Intracellular Localization and Partial Amino Acid Sequence of a Stress-Inducible 40-kDa Protein in HeLa Cells

TLDR: This report purified the hsp40 in HeLa cells, using modified two-dimensional gel electrophoresis, and determined the amino terminal amino acid sequence of this protein, which is homologous to DNAJ, an Escherichia coli heat-shock protein, as well as to DnaJ-homologous proteins in yeast.

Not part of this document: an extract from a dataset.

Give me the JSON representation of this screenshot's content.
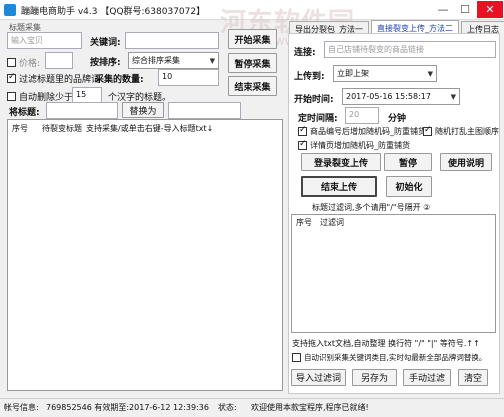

Abstract: We earlier discovered a novel 40-kDa protein (hsp40) induced by heat shock and other stresses in mammalian and avian cells. In this report, we purified the hsp40 in HeLa cells, using modified two-dimensional gel electrophoresis, and determined the amino terminal amino acid sequence of this protein. The hsp40 is homologous to DnaJ, an Escherichia coli heat-shock protein, as well as to DnaJ-homologous proteins in yeast such as SCJ1, Sec63/Np11, YDJ1 and SIS1. Indirect immunofluorescence staining using an anti-hsp40 polyclonal antibody demonstrated that hsp40 was localized faintly throughout the cell in non-heat-shocked cells and was accumulated in nuclei and nucleoli in heat-shocked cells. The intracellular localization of hsp40 was very similar to that of hsp70, suggesting that these two hsps colocalize in heat-shocked HeLa cells.